JoeShipman@aol.com JoeShipman at aol.com
Wed Aug 23 18:42:29 EDT 2000


In a message dated 8/23/00 2:37:32 PM Eastern Daylight Time, 
mlerma at math.northwestern.edu writes:

<< That is not clear to me. For instance, a measurement process performed 
 on a quantum system usually yields random (hence non computable) results, 
 but that does not refute the Church-Turing thesis ("every algorithm can be 
 carried out by a Turing machine"), since the (non causal, non deterministic) 
 time evolution of a quantum system during a measurement process could
 hardly qualify as "algorithmic". I do not know what other people's intuition 
 for "algorithm" is, but I would not call "algorithmic" a process that 
 does not always yield the same result for identical inputs. >>


In the situation I described, the noncomputable sequence is not noncomputable 
because it is random, it is noncomputable because it is a mathematically 
definable but non-recursive sequence.  The randomness only enters the picture 
in making the probability that the output is the defined noncomputable 
sequence be some real number arbitrarily close to 1 rather than equal to 1.

The version of the Church-Turing thesis I am using here is different from 
yours.  You are rendering it as "every algorithm can be carried out by a 
Turing machine", while I am interested in the thesis "every function we can 
calculate by an effective procedure is calculable by a Turing machine".  The 
difference is that "algorithm" connotes some sort of mental step-by-step 
process, while "effective procedure" means ANYTHING we can do to obtain the 
sequence that works reliably.  Here "reliably" only need mean "with 
probability arbitrarily close to 1", not with certainty.   
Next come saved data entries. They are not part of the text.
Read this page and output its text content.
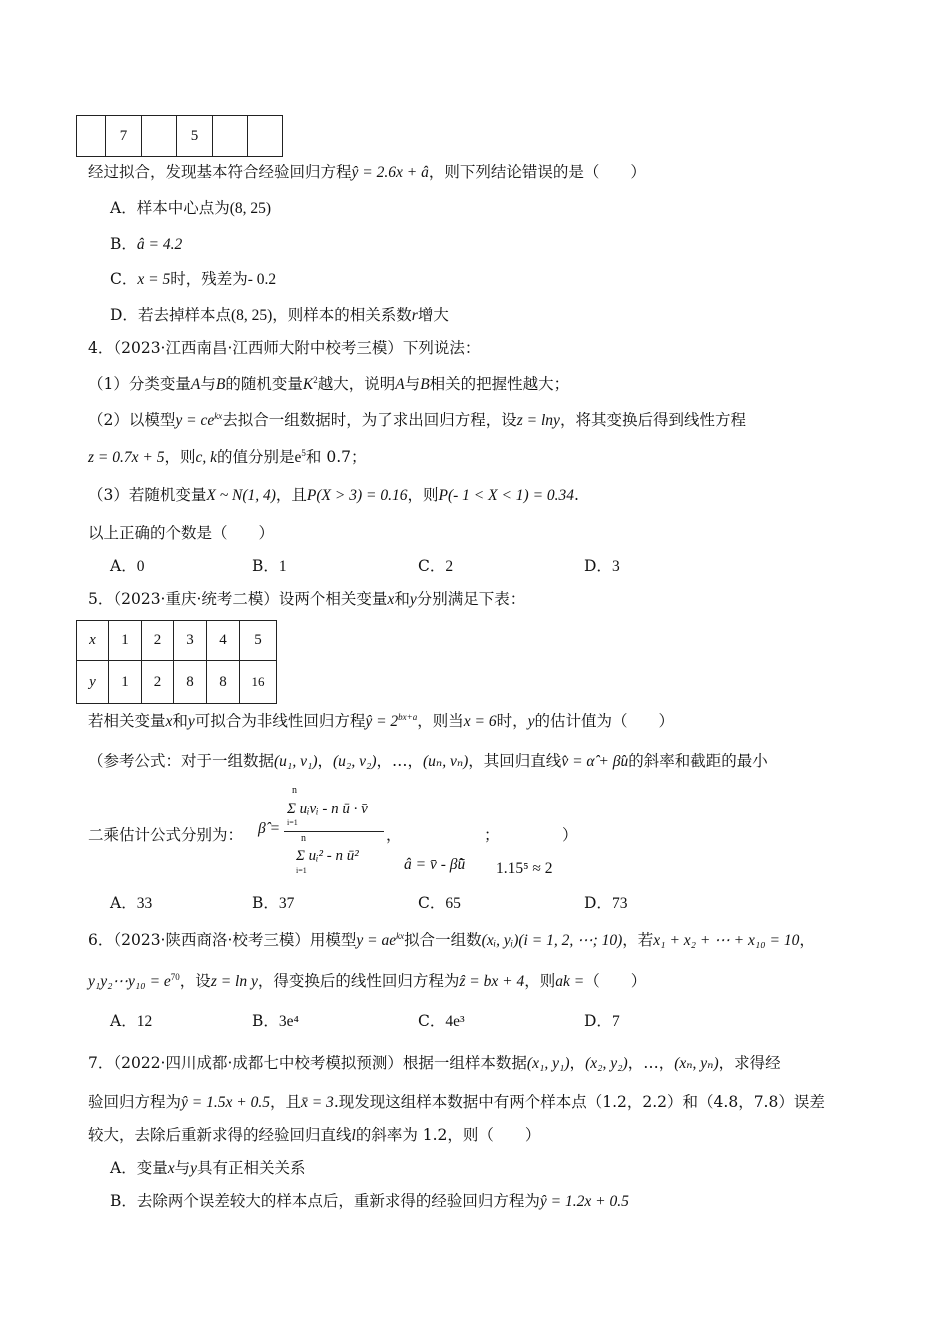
	7		5		
经过拟合，发现基本符合经验回归方程ŷ = 2.6x + â，则下列结论错误的是（　　）
A．样本中心点为(8, 25)
B．â = 4.2
C．x = 5时，残差为- 0.2
D．若去掉样本点(8, 25)，则样本的相关系数r增大
4．（2023·江西南昌·江西师大附中校考三模）下列说法：
（1）分类变量A与B的随机变量$K^2$越大，说明A与B相关的把握性越大；
（2）以模型$y = ce^{kx}$去拟合一组数据时，为了求出回归方程，设z = lny，将其变换后得到线性方程
z = 0.7x + 5，则c, k的值分别是$e^5$和 0.7；
（3）若随机变量X ~ N(1, 4)，且P(X > 3) = 0.16，则P(- 1 < X < 1) = 0.34.
以上正确的个数是（　　）
A．0	B．1	C．2	D．3
5．（2023·重庆·统考二模）设两个相关变量x和y分别满足下表：
x	1	2	3	4	5
y	1	2	8	8	16
若相关变量x和y可拟合为非线性回归方程ŷ = $2^{bx+a}$，则当x = 6时，y的估计值为（　　）
（参考公式：对于一组数据(u₁, v₁)，(u₂, v₂)，…，(uₙ, vₙ)，其回归直线v̂ = α̂ + β̂u的斜率和截距的最小
二乘估计公式分别为： β̂ =
n
Σ uᵢvᵢ - n ū · v̄
i=1
n
Σ uᵢ² - n ū²
i=1
，	；	）
â = v̄ - β̂ū 1.15⁵ ≈ 2
A．33	B．37	C．65	D．73
6．（2023·陕西商洛·校考三模）用模型$y = ae^{kx}$拟合一组数(xᵢ, yᵢ)(i = 1, 2, ⋯; 10)，若x₁ + x₂ + ⋯ + x₁₀ = 10，
y₁y₂⋯y₁₀ = $e^{70}$，设z = ln y，得变换后的线性回归方程为ẑ = bx + 4，则ak =（　　）
A．12	B．3e⁴	C．4e³	D．7
7．（2022·四川成都·成都七中校考模拟预测）根据一组样本数据(x₁, y₁)，(x₂, y₂)，…，(xₙ, yₙ)，求得经
验回归方程为ŷ = 1.5x + 0.5，且x̄ = 3.现发现这组样本数据中有两个样本点（1.2，2.2）和（4.8，7.8）误差
较大，去除后重新求得的经验回归直线l的斜率为 1.2，则（　　）
A．变量x与y具有正相关关系
B．去除两个误差较大的样本点后，重新求得的经验回归方程为ŷ = 1.2x + 0.5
Your version of the Church-Turing thesis is a weak one which just says that 
Turing machines capture the intuitive notion of algorithm.  It is a statement 
about PSYCHOLOGY.  My version is a stronger one which says that Turing 
machines can accomplish anything that can be accomplished by an "effective 
procedure".  It is a statement about PHYSICS.  A physical theory which 
entailed that a certain experimental procedure would produce a definable 
noncomputable bit sequence would refute my strong version of Church's thesis; 
I can't see how your weak version could be falsified.